- Author: Bil Keane
- Current status/schedule: Concluded
- Launch date: February 15, 1954
- End date: 1976
- Syndicate(s): Register and Tribune Syndicate
- Genre(s): Television, Humor

= Channel Chuckles =

American comic strip by Bil Keane

Channel Chuckles is a television-themed comic panel created by Bil Keane which appeared in newspapers from 1954 through 1976. Keane received the National Cartoonists Society's 1976 Special Features Award for his work on the strip.

In its daily form, Channel Chuckles is a single-panel gag on the general theme of television, or specifically relating to a popular television series or TV commercial. The Sunday version of Channel Chuckles consists of several unrelated spot gags in color.

Most of the Channel Chuckles gags are simple wordplay references to the titles of contemporary television programs. For example, one gag shows a small TV set on top of a larger TV set, each of them displaying on its screen the title of a current TV sitcom. While the upper TV set showed Love on a Rooftop, the one underneath blared Hey, Landlord!.

One Channel Chuckles gag is a caricature of Mr. Spock from Star Trek receiving letters requesting advice on child-rearing (a reference to Doctor Benjamin Spock). Another Channel Chuckles gag depicts a mad scientist working in his laboratory while a nearby television intones the slogan of a current DuPont ad campaign: "Better Living Through Chemistry". Another familiar slogan is lampooned in a panel showing a little boy watching a General Electric commercial while his father says, "And progress is our most important product. Do your homework!"

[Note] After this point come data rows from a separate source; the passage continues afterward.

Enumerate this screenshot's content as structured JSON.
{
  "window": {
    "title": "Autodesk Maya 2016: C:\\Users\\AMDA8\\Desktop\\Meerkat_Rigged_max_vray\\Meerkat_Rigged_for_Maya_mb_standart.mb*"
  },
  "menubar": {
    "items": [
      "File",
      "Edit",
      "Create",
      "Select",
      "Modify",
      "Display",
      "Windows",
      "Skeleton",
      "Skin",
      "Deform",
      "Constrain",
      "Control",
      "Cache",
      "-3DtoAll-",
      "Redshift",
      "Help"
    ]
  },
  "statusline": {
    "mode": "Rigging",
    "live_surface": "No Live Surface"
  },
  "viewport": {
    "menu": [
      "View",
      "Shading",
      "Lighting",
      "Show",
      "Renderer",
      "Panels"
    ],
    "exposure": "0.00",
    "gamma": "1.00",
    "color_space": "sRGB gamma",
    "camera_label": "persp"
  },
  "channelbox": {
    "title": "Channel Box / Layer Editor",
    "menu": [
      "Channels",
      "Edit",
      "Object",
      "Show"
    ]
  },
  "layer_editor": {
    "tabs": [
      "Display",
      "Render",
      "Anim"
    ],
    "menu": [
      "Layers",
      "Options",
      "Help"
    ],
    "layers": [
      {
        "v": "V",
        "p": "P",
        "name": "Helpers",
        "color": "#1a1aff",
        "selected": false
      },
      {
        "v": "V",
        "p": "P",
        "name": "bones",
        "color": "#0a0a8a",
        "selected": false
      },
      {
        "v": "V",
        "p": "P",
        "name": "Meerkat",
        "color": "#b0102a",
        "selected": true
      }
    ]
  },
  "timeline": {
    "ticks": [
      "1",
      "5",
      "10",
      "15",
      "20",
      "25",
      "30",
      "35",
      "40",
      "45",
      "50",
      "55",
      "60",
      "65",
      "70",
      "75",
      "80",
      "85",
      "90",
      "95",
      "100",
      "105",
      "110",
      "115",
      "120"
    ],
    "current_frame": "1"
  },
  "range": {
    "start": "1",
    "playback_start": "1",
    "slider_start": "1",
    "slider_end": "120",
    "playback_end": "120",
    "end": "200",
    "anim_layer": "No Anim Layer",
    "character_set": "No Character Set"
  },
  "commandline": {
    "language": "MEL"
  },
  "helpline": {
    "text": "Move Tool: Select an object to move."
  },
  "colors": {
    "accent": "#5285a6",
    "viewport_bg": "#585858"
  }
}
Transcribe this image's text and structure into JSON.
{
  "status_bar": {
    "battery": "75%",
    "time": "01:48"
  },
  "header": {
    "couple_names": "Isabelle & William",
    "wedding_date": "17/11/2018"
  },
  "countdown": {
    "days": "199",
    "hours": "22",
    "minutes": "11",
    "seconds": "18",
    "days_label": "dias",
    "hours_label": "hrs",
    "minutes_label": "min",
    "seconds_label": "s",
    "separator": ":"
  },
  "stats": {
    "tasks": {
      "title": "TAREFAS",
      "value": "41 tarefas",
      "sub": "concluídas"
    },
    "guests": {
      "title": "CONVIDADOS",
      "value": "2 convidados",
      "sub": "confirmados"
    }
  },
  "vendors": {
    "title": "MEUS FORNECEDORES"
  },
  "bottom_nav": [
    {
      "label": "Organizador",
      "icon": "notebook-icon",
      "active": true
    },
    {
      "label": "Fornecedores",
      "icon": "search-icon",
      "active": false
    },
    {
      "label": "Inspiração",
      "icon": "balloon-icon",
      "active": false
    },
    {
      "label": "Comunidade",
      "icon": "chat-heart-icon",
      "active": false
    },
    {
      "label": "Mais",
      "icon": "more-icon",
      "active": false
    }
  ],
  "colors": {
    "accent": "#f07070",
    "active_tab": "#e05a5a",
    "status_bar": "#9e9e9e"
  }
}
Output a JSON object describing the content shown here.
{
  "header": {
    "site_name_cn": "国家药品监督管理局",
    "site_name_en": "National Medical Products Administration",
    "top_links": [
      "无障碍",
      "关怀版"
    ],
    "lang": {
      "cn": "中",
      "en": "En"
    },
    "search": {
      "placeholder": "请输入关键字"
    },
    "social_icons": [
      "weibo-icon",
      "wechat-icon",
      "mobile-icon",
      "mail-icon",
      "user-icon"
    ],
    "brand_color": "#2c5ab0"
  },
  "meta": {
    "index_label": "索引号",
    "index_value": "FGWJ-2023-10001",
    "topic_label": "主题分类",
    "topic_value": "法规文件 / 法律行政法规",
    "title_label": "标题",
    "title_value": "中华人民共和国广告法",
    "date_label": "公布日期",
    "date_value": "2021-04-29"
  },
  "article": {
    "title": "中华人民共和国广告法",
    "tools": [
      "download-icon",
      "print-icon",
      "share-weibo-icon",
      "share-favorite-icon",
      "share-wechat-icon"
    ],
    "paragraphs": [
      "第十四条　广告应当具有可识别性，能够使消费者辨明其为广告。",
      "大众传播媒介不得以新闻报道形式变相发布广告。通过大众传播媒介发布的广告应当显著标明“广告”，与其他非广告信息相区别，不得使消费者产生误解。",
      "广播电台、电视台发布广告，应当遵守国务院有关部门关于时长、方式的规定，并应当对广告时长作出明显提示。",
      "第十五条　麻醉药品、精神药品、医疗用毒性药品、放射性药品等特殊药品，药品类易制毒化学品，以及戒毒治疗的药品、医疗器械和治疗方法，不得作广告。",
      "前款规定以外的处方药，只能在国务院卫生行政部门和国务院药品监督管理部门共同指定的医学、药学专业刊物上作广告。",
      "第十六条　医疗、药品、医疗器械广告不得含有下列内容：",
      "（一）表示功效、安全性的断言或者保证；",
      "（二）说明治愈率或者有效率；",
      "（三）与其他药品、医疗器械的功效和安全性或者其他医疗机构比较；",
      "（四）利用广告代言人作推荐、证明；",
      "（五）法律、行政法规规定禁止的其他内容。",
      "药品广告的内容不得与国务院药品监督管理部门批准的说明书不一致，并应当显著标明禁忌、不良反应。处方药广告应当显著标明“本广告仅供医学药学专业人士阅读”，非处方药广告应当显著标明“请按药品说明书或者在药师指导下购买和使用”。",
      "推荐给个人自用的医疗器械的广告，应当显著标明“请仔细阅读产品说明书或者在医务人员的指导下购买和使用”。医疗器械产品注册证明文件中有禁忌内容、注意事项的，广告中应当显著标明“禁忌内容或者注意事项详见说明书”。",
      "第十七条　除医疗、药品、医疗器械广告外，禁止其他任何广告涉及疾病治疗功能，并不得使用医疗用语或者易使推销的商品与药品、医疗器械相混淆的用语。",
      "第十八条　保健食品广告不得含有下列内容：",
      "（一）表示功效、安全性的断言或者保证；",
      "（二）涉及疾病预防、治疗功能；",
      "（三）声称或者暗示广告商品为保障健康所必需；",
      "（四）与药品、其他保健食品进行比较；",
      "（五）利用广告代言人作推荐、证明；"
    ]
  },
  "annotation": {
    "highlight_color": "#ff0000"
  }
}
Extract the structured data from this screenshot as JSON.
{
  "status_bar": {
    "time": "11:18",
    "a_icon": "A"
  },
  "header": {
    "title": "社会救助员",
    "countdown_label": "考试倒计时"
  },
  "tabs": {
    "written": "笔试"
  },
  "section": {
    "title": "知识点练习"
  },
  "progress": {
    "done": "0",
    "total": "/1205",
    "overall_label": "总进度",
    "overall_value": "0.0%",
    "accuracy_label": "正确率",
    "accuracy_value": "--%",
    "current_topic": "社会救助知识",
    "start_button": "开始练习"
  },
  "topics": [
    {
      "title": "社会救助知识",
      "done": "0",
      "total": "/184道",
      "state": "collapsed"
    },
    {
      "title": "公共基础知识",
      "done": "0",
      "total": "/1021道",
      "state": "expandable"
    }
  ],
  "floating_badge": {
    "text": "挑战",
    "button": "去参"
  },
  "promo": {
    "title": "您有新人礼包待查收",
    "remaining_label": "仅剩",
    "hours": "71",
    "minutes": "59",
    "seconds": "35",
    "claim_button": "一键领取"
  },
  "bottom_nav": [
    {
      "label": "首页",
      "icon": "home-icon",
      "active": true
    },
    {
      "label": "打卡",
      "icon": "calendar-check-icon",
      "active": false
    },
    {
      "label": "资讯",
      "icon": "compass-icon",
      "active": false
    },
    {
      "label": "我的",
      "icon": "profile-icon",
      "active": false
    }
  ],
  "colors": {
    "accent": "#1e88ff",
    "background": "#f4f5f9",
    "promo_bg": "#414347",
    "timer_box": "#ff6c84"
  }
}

Keane would sometimes subdivide the narrow space allotted to his Channel Chuckles feature in order to squeeze in two panels. One two-panel gag is based on the titles of two then-current TV series. In the first panel, a man asks his wife "Why can't you be more like that show?" while pointing to a TV set as it displays the title Occasional Wife. In the second panel, the wife points to the same TV while asking her husband "And why can't you be more like that show?". Her TV screen showed the title The Man Who Never Was.

Some gags feature "Aunt Tenna", a matronly woman with her hair done in the form of a TV antenna, who spends all of her time watching television or engaged in TV-related activities. The other recurring character in Channel Chuckles is "Dim Viewer", a grumpy old man who always has something negative to say about television programming, commercials or reception. Other gags poke fun at the genre of mother-daughter look-alikes television commercials of the late 1960s, such as the Grape-Nuts look-alikes, Mrs. Burke and her daughter Dale.